My first job when I got back was to take women from the Dallas area, riding in the early mornings before it got too hot. We decided 7:30 would be good and agreed to meet at the barn the next morning. For me, that is a 5:30AM feeding, then grooming and then saddle each horse according to what each rider would need in the way of stirrup length, size of seat and so on.
My best friend had driven up from Austin to visit and help. She has turned into quite a hand and there was no need to supervise her as she promptly saddled and moved each horse out into the parking area where we get the folks mounted up.
When everyone was mounted, we moved off down the road, hitting a trail in the pasture and continued off into familiar territory but new views for the ladies. I am always amazed at the way women open up and chat while riding. There are the first nervous conversations about the last time they rode at camp and maybe a story or two about some scary experience horseback but soon everyone is laughing and talking about kids and what is new at their vacation home.
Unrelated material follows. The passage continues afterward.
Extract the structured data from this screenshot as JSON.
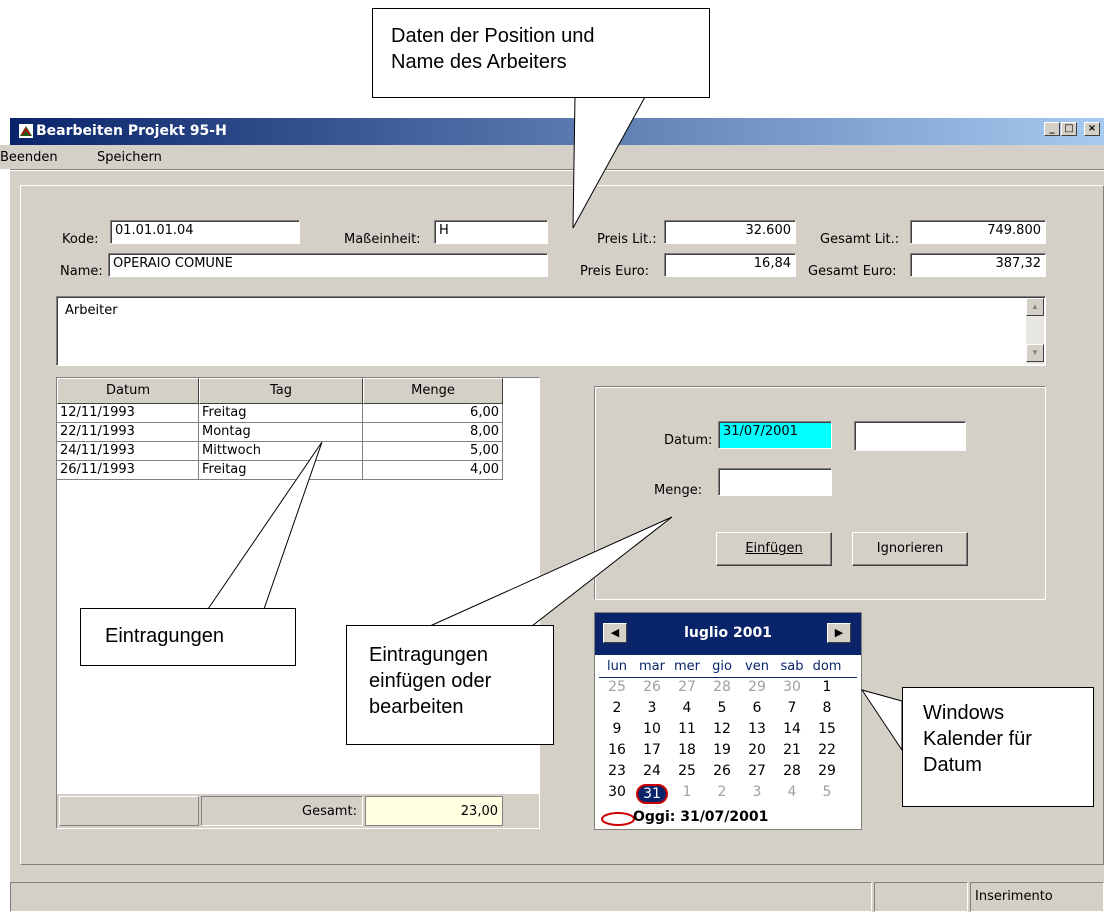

When we got back to the barn, one of the women that had spent her childhood horseback, asked if she could go into the arena and lope her horse around a bit, to satisfy her need for speed since I keep riders at a walk/trot during trail rides. She entered the arena but Preacher, not wanting to leave his buddies who were being put up at the barn, decided he would rather go back that way. Her weight was already forward in anticipation of him going a bit faster so when he turned suddenly under her, she lost her balance and slipped out of the saddle and onto the hot, hard ground.
“Loose horse“, I heard over my explanation of how to tie a horse to the hitching post. As I looked up, here came Preacher, sans rider. “Is Lisa okay“?, I asked. “Yea, she is walking this way”, said one of her girlfriends. I grabbed Preacher’s reins, walked him to her and asked her if she was alright. “Yes,” she said. “He just turned out from under me but I’m fine“.
“The best thing for you and him is for you to get back up there as soon as possible and let’s walk down to the arena and end this on a more positive note. Are you willing“? I asked.
She nodded and courageously remounted. I walked with them down to the arena and we talked about what had happened and how we were going to make it better. “How is your heart rate“? I asked her jokingly. “Fast“, she said.
We entered the arena and walked and stopped, letting them both regain their composure and when I saw Preacher’s mouth relax and his rider’s hand stop quivering, we started back towards the barn.
” I am so sorry this happened“, I told her. She replied that it was life, things are going to happen but that she would be fine.
I found out later that her son had passed away a year or more earlier.
Riding was a way to remember that life was still good. We are all survivors.